No Tax Increase Budget Is Really A Doubledigit Rate Hike
Written by Michael Lewis on July 15, 2010
By Michael Lewis
"I have prepared a no tax increase budget." Those are the first words in the budget message Mayor Carlos Alvarez sent to Miami-Dade commissioners a week ago.
But that "no tax increase budget" in reality would cause a double-digit jump in the property tax rate.
The mayor did in fact tell the truth — just nowhere near the whole truth.
He’s talking about tax revenues, which indeed would not increase were his budget adopted.
But because property values in this county fell 13.4% in a year, property owners would pay far higher taxes per dollar of property value under the mayor’s budget.
Fortunately for beleaguered taxpayers, commissioners, not the mayor or manager, set tax rates. And commissioners occasionally respond to taxpayers, who have lost massive property value in a recession but in return are being asked to pay massively extra to government.
That’s not fair. It’s not right. It’s not smart. But it’s certainly county government.
The budget proposal signed by County Manager George Burgess takes pains to say that some people may pay more than last year, some less if the county adopts the budget as written.
But that’s in absolute dollars. He never addresses the tax rate they might pay, and under this budget it must be far higher for everyone — up from this year’s $9.7405 per $1,000 of property value to about $11.
At some point the county will have to spell out that number, though the 57-page budget message never hints at a tax rate for the year ahead. Could that be because the rate’s increase will be so staggeringly high?
Don’t forget: this is a tax based on value. So if the average existing property fell about 15% this year (new construction helped cut the fall to 13.4% overall) and taxpayers as a whole will pay almost as much to government as last year, their tax rates almost certainly will rise in double digits.

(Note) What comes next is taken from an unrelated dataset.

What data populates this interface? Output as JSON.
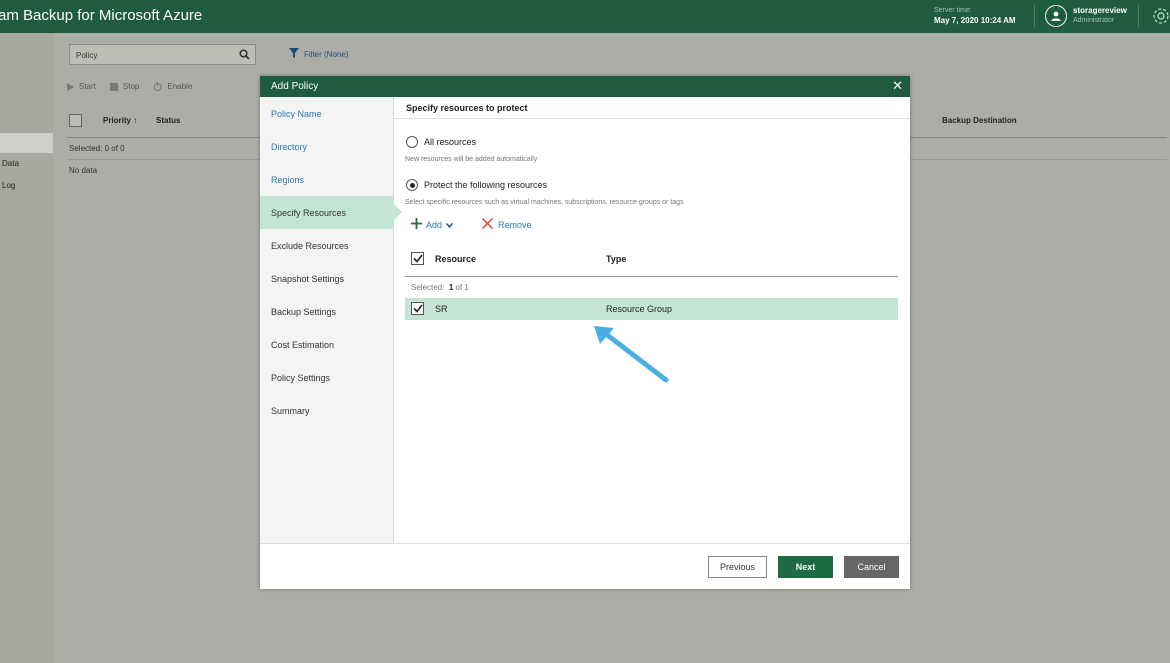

From the county’s perspective, this translates to no tax increase.
But from the perspective of the owner whose property is worth 15% less yet who must pay about the same tax on it, it’s a huge tax hike. The taxpayer owns far less value, is taxed on that holding and pays the same in total dollars.
A parallel might be the income tax. If you earned $40,000 last year and paid $10,000 in taxes, then this year you earned 15% less, $34,000, and paid $10,000 again, you had a very real tax hike.
When you have less and you’re being taxed on what you have, paying the same as before is a very real, very painful hike.
Only not from government’s perspective — which is the problem.
The mayor and manager acknowledge, as they must, that everyone’s property holdings have taken a hit. But the mayor says "residents have told us what programs and services are important to them" and he plans a double-digit tax rate hike to maintain those services.
But were you asked if those services were important enough to you that your tax rate would soar in double digits? Was anyone asked?
"We… cannot allow our government services to be compromised," the mayor writes in his budget message. How about compromising the economic health of the county’s 2.4 million residents with a hefty tax rate hike when they can least afford it?
Mr. Burgess aggressively defends the utility of his large administrative staff. And he notes that the county has added many new services. "There can be no doubt that Miami-Dade residents receive more service and better service for their tax dollars. Of that we should all be proud."
That may be. But how about taking pride in defending taxpayers?
And, could it be that in painful economic times, a vastly expanded government branching out into new service areas may be less important than protecting the wallets of the taxpayers served? Do we really need all those new bells and whistles?
While the two main buckets of county property tax revenues are budgeted at 98.86% of last year’s level, the property being taxed to fill those buckets fell to 86.6% of last year’s value, according to the county appraiser.
So every taxpayer, having suffered the loss of holdings of every sort in a recession, is being asked to pay a far larger percentage of property values to maintain an expanded county.
County operating spending in this budget would actually be $210 million more than in 2008-09. Paying for that spending falls on the back of the taxpayer.
Commissioners setting the coming year’s budget should make a simple one-word addition to the mayor and manager’s plan. Instead of "a no tax increase budget," simply make it "a no tax rate increase budget."
That’s fair, right, smart — and the whole truth.